Step 1: Install Nexa-SDK (local on-device inference framework)
Nexa-SDK is a open-sourced, local on-device inference framework, supporting text generation, image generation, vision-language models (VLM), audio-language models, speech-to-text (ASR), and text-to-speech (TTS) capabilities. Installable via Python Package or Executable Installer.
Step 2: Then run the following code in your terminal to run with local streamlit UI
nexa run qwen2audio -st
or to use in terminal:
nexa run qwen2audio
Usage Instructions
For terminal:
- Drag and drop your audio file into the terminal (or enter file path on Linux)

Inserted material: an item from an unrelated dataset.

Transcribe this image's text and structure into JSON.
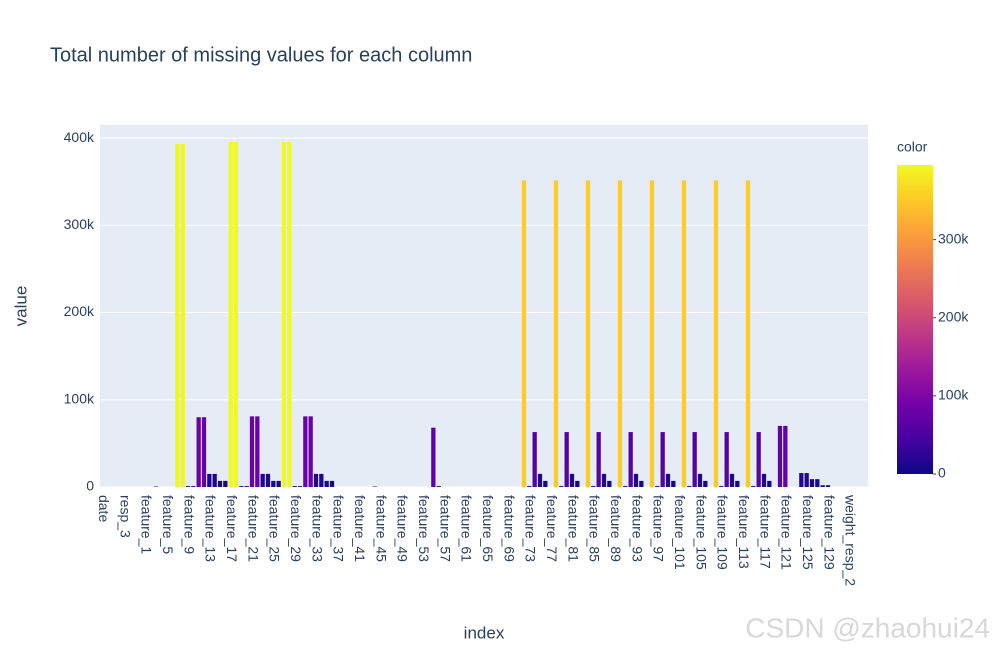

- Add text prompt to guide analysis or leave empty for direct voice input
System Requirements
💻 RAM Requirements:
- Default q4_K_M version requires 4.2GB of RAM
- Check the RAM requirements table for different quantization versions
🎵 Audio Format:
- Optimal: 16kHz
.wav
format - Other formats and sample rates are supported with automatic conversion
Use Cases
Voice Chat
- Answer daily questions
- Offer suggestions
- Speaker identification and response
- Speech translation
- Detecting background noise and responding accordingly
Audio Analysis
- Information Extraction
- Audio summary
- Speech Transcription and Expansion
- Mixed audio and noise detection
- Music and sound analysis
Performance Benchmark
Results demonstrate that Qwen2-Audio significantly outperforms either previous SOTAs or Qwen-Audio across all tasks.